Giovanni Giolitti

Appunto riguardante le interpretazioni critiche sulla personalità politica di Giolitti (2 pagine formato docx)

Appunto di percoca22l
Fu Salvemini, storico meridionale e socialista, a coniare per Giolitti la celebre definizione di “ministro della malavita” in un articolo su “La Voce” del 1910.
Salvemini accusò Giolitti di aver manipolato, attraverso brogli e intimidazioni, le elezioni del 1909 a Gioia del Colle, per favorire la vittoria del deputato De Bellis, a lui fedele.
Solo un esempio di quella “dittatura della maggioranza” che Giolitti esercitava attraverso il controllo dei suoi deputati soprattutto meridionali.
Di aver creato una vera e propria dittatura, sia pure liberale attraverso lo spregiudicato controllo dei deputati, fu accusa ricorrente.

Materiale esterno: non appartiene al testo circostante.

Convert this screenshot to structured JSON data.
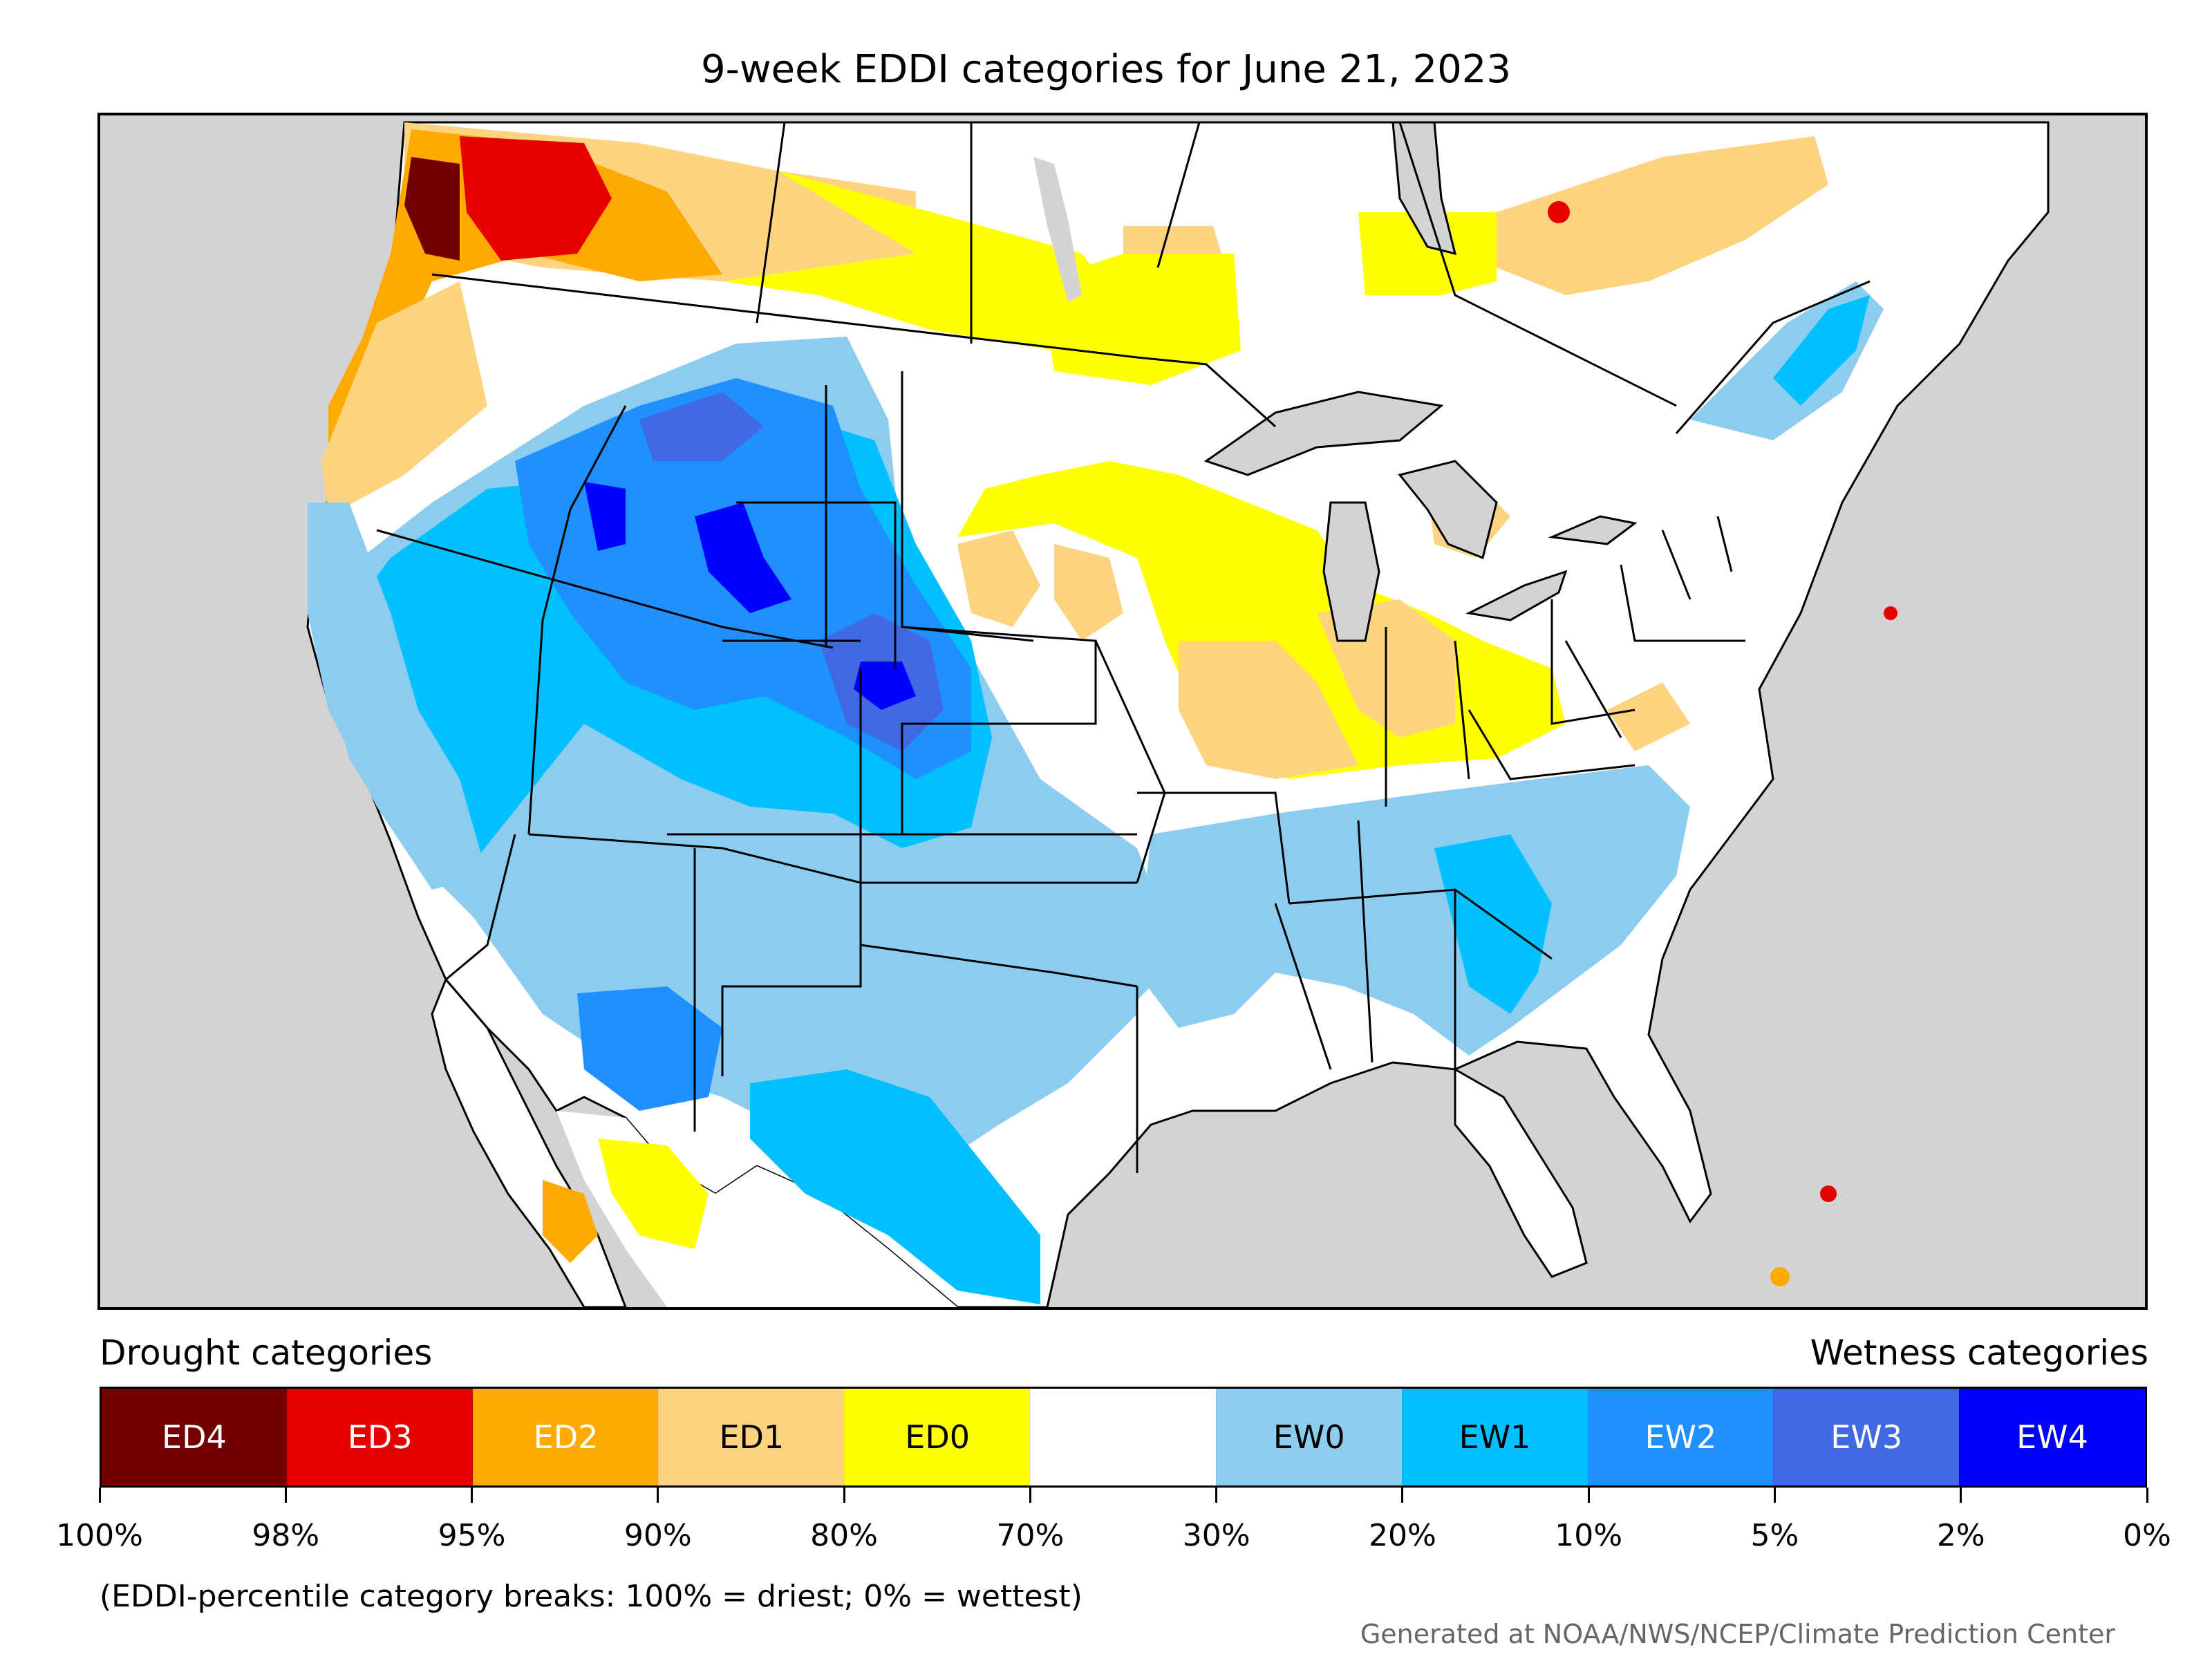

Accompagnata dall’altra, quella di trasformismo, perché la sua manipolazione del parlamento si sarebbe fondata oltre che sulla corruzione, clientelismo e concessione di favori, su una spregiudicata capacità di modificare linea politica e maggioranza parlamentare a secondo delle situazioni e delle convenienze.
I liberali gli attribuivano la mancata reazione di un grande partito liberale, capace di elaborare una definitiva  linea politica: scriveva Albertini, direttore del Corriere della Sera, che ogni distinzione politica “spariva in quella mastodontica maggioranza, che tutti accoglie e abbraccia: i destri e sinistri, liberali autentici e reazionali convinti”.

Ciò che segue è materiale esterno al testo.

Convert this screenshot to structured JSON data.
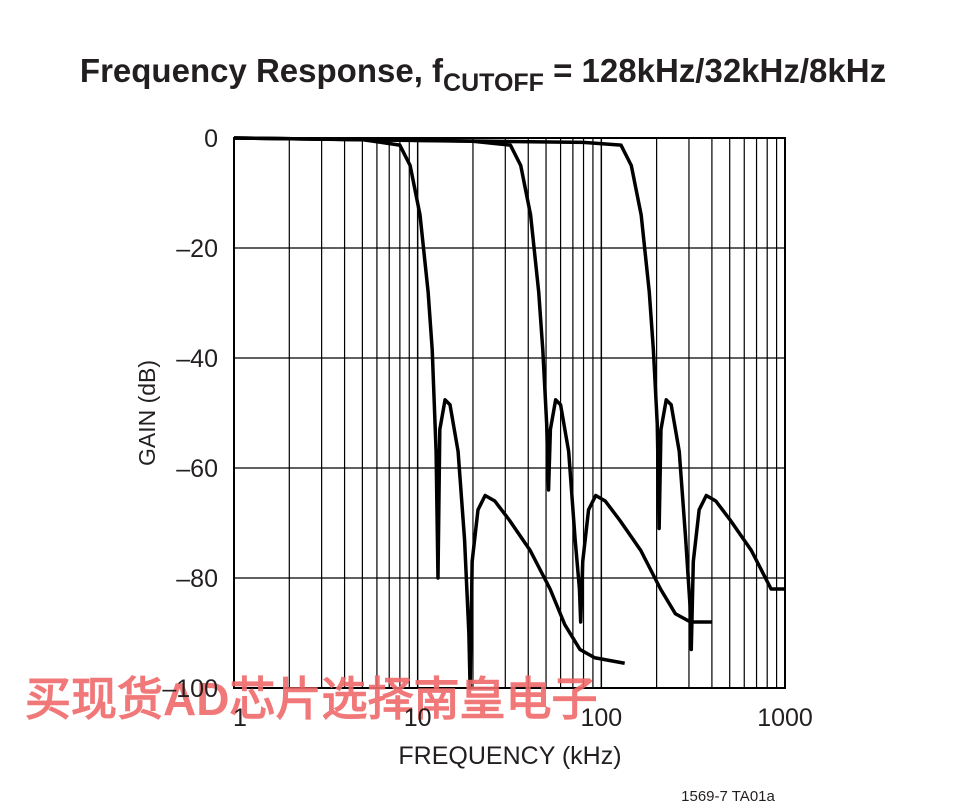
{
  "chart_data": {
    "type": "line",
    "title": [
      "Frequency Response, f",
      "CUTOFF",
      " = 128kHz/32kHz/8kHz"
    ],
    "xlabel": "FREQUENCY (kHz)",
    "ylabel": "GAIN (dB)",
    "xscale": "log",
    "grid": true,
    "xlim": [
      1,
      1000
    ],
    "ylim": [
      -100,
      0
    ],
    "xticks": [
      1,
      10,
      100,
      1000
    ],
    "xgrid_minor": [
      2,
      3,
      4,
      5,
      6,
      7,
      8,
      9,
      20,
      30,
      40,
      50,
      60,
      70,
      80,
      90,
      200,
      300,
      400,
      500,
      600,
      700,
      800,
      900
    ],
    "yticks": [
      {
        "value": -100,
        "label": "–100"
      },
      {
        "value": -80,
        "label": "–80"
      },
      {
        "value": -60,
        "label": "–60"
      },
      {
        "value": -40,
        "label": "–40"
      },
      {
        "value": -20,
        "label": "–20"
      },
      0
    ],
    "series": [
      {
        "color": "#000000",
        "x": [
          1,
          5,
          8,
          9.1,
          10.3,
          11.4,
          12,
          12.6,
          12.9,
          13.2,
          14.1,
          15,
          16.6,
          18,
          19,
          19.3,
          19.8,
          21.3,
          23.3,
          26.3,
          31.6,
          41,
          52.6,
          63.3,
          76.5,
          92,
          111,
          134
        ],
        "values": [
          0,
          -0.3,
          -1.3,
          -5,
          -14,
          -28,
          -38.5,
          -57,
          -80,
          -53,
          -47.6,
          -48.5,
          -57,
          -73,
          -90,
          -100,
          -77,
          -67.6,
          -65,
          -66,
          -69.5,
          -75,
          -82,
          -88.5,
          -93,
          -94.5,
          -95,
          -95.5
        ]
      },
      {
        "color": "#000000",
        "x": [
          1,
          20,
          32,
          36.4,
          41.2,
          45.6,
          48,
          50.4,
          51.6,
          52.8,
          56.4,
          60,
          66.4,
          72,
          76,
          77.2,
          79.2,
          85.2,
          93.2,
          105,
          126,
          164,
          210,
          253,
          306,
          400
        ],
        "values": [
          0,
          -0.6,
          -1.3,
          -5,
          -14,
          -28,
          -38.5,
          -52,
          -64,
          -53,
          -47.6,
          -48.5,
          -57,
          -73,
          -82,
          -88,
          -77,
          -67.6,
          -65,
          -66,
          -69.5,
          -75,
          -82,
          -86.5,
          -88,
          -88
        ]
      },
      {
        "color": "#000000",
        "x": [
          1,
          80,
          128,
          145.6,
          164.8,
          182.4,
          192,
          201.6,
          206.4,
          211.2,
          225.6,
          240,
          265.6,
          288,
          304,
          308.8,
          316.8,
          340.8,
          372.8,
          420,
          504,
          656,
          840,
          1000
        ],
        "values": [
          0,
          -0.8,
          -1.3,
          -5,
          -14,
          -28,
          -38.5,
          -52,
          -71,
          -53,
          -47.6,
          -48.5,
          -57,
          -73,
          -85,
          -93,
          -77,
          -67.6,
          -65,
          -66,
          -69.5,
          -75,
          -82,
          -82
        ]
      }
    ],
    "footnote": "1569-7 TA01a",
    "watermark": "买现货AD芯片选择南皇电子"
  }
}
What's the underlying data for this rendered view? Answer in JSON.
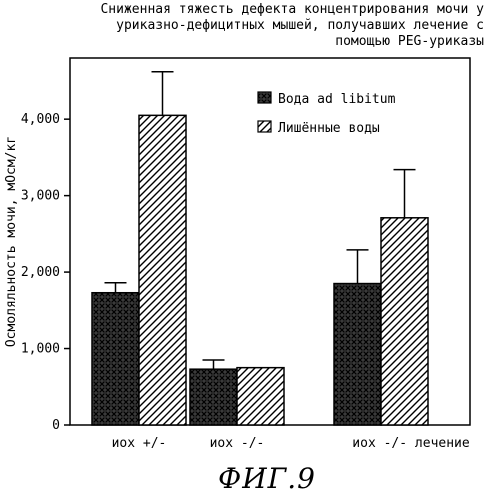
{
  "title_lines": [
    "Сниженная тяжесть дефекта концентрирования мочи у",
    "уриказно-дефицитных мышей, получавших лечение с",
    "помощью PEG-уриказы"
  ],
  "figure_label": "ФИГ.9",
  "chart_data": {
    "type": "bar",
    "categories": [
      "иох +/-",
      "иох -/-",
      "иох -/- лечение"
    ],
    "series": [
      {
        "name": "Вода ad libitum",
        "values": [
          1730,
          730,
          1850
        ],
        "errors": [
          130,
          120,
          440
        ],
        "pattern": "crosshatch"
      },
      {
        "name": "Лишённые воды",
        "values": [
          4050,
          750,
          2710
        ],
        "errors": [
          570,
          0,
          630
        ],
        "pattern": "diagonal"
      }
    ],
    "ylabel": "Осмоляльность мочи, мОсм/кг",
    "yticks": [
      0,
      1000,
      2000,
      3000,
      4000
    ],
    "yticklabels": [
      "0",
      "1,000",
      "2,000",
      "3,000",
      "4,000"
    ],
    "ylim": [
      0,
      4800
    ],
    "legend_position": "top-right",
    "grid": false
  }
}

Ma furono soprattutto i nazionalisti a scagliarsi con violenza contro Giolitti per la sua incapacità di indicare al paese le alte mete di cui era degno.
E allora “ignobile, losco, vomitativo” definiva Giolitti il futurista Soffici, mentre D’Annunzio non esitava a sostenere che “per il mestatore di Dronero, la lapidazione e l’arsione, subito deliberate e   attuate, sarebbero assai lieve castigo”.
Più meditate, se pur di segno opposto, appaiono le valutazioni di Croce e Gramsci.
Croce, in evidente polemica col fascismo, nella sua opera “Storia d’Italia dal 1871 al 1915” vedeva in Giolitti “uomo di molta accortezza e di grande sapienza parlamentare, di seria devozione alla patria, di vigoroso sentimento dello Stato”.